Shallow Gas Diffusion Experiments through a Phreatic Fractured Aquifer

We conducted gas diffusion experiments in 2018 in a granite quarry in Carroll, New Hampshire to study gas migration through fractured bedrock. The goal of this study is to understand the influence of groundwater on the migration of radionuclides through the subsurface. Wells were drilled in 2016 to depths of ~12 m and the explosive charges were detonated in the wells to generate fracture networks that mimic the fractures that would be created during an underground nuclear explosion. In July of 2018, hydraulic permeabilities were characterized using aquifer testing including pump tests and slug tests. One well was tested both before and after detonation, and a 46-fold increase in permeability was found from 9.01x10-12 to 4.13x10-10 m2. Two tracer gas injections were conducted into the sealed explosive cavities located below the water table (one in September 8 and the other on October 31) using a mixture of tracer gases (50% SF6 and 50% Xe) to compare the transport of the gases through the explosion-generated fracture network. We found that both gases had comparable breakthrough times.
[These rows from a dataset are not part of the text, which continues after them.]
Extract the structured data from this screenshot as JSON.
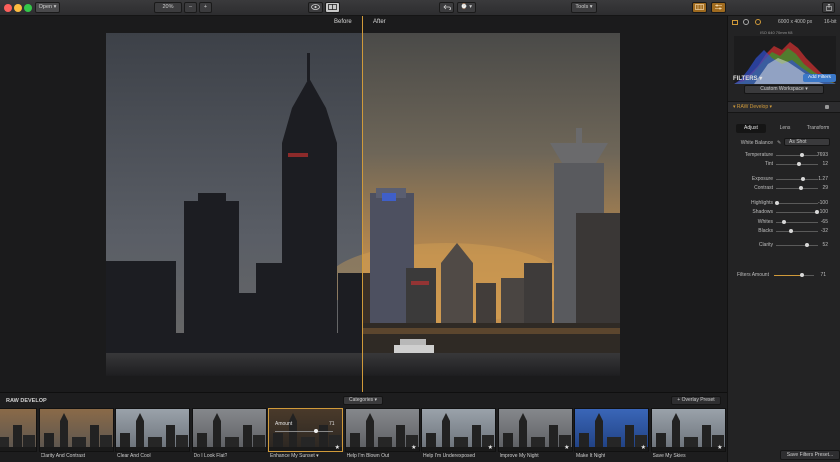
{
  "toolbar": {
    "open_label": "Open ▾",
    "zoom_value": "20%",
    "zoom_minus": "–",
    "zoom_plus": "+",
    "tools_label": "Tools ▾",
    "history_label": "⌚ ▾"
  },
  "compare": {
    "before": "Before",
    "after": "After"
  },
  "info": {
    "dimensions": "6000 x 4000 px",
    "bitdepth": "16-bit",
    "histo_meta": "ISO 640   70mm   f/8"
  },
  "filters": {
    "title": "FILTERS ▾",
    "add_button": "Add Filters",
    "workspace": "Custom Workspace ▾",
    "raw_develop": "▾ RAW Develop ▾",
    "tabs": [
      "Adjust",
      "Lens",
      "Transform"
    ],
    "white_balance": {
      "label": "White Balance",
      "value": "As Shot"
    },
    "adjustments": [
      {
        "label": "Temperature",
        "value": "7693",
        "pos": 0.62
      },
      {
        "label": "Tint",
        "value": "12",
        "pos": 0.55
      },
      {
        "label": "Exposure",
        "value": "1.27",
        "pos": 0.64
      },
      {
        "label": "Contrast",
        "value": "29",
        "pos": 0.6
      },
      {
        "label": "Highlights",
        "value": "-100",
        "pos": 0.0
      },
      {
        "label": "Shadows",
        "value": "100",
        "pos": 1.0
      },
      {
        "label": "Whites",
        "value": "-65",
        "pos": 0.18
      },
      {
        "label": "Blacks",
        "value": "-32",
        "pos": 0.34
      },
      {
        "label": "Clarity",
        "value": "52",
        "pos": 0.76
      }
    ],
    "filters_amount": {
      "label": "Filters Amount",
      "value": "71",
      "pos": 0.71
    },
    "save_button": "Save Filters Preset..."
  },
  "presets": {
    "section_label": "RAW DEVELOP",
    "categories": "Categories ▾",
    "overlay": "+ Overlay Preset",
    "amount_label": "Amount",
    "amount_value": "71",
    "amount_pos": 0.71,
    "items": [
      {
        "label": "he Light",
        "tone": "warm"
      },
      {
        "label": "Clarity And Contrast",
        "tone": "warm"
      },
      {
        "label": "Clear And Cool",
        "tone": "cool"
      },
      {
        "label": "Do I Look Flat?",
        "tone": "grey"
      },
      {
        "label": "Enhance My Sunset ▾",
        "tone": "dark"
      },
      {
        "label": "Help I'm Blown Out",
        "tone": "grey"
      },
      {
        "label": "Help I'm Underexposed",
        "tone": "cool"
      },
      {
        "label": "Improve My Night",
        "tone": "grey"
      },
      {
        "label": "Make It Night",
        "tone": "blue"
      },
      {
        "label": "Save My Skies",
        "tone": "cool"
      }
    ]
  },
  "colors": {
    "accent": "#d09a3a",
    "button_blue": "#3b78c8"
  }
}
The experiment in September showed diurnal variations in gas concentration at the surface which were well correlated to changes in atmospheric temperature (which varied between 3°C and 38°C). The temperature variations were less significant during the October experiment (between -2°C and 15°C). During this period, the gas migration was more strongly correlated to atmospheric pressure variations than temperatures. Breakthrough was consistent with barometric pressure driven transport. Tracer gas is released from aqueous storage by an increase in temperature which may cause an increase in observed gas concentration at the ground surface. Pressure decreases accompanied by temperature increases are favorable for post-detonation Xe detection. The experimental data will be used to help constrain a PFLOTRAN model to compare gas transport in saturated versus unsaturated conditions.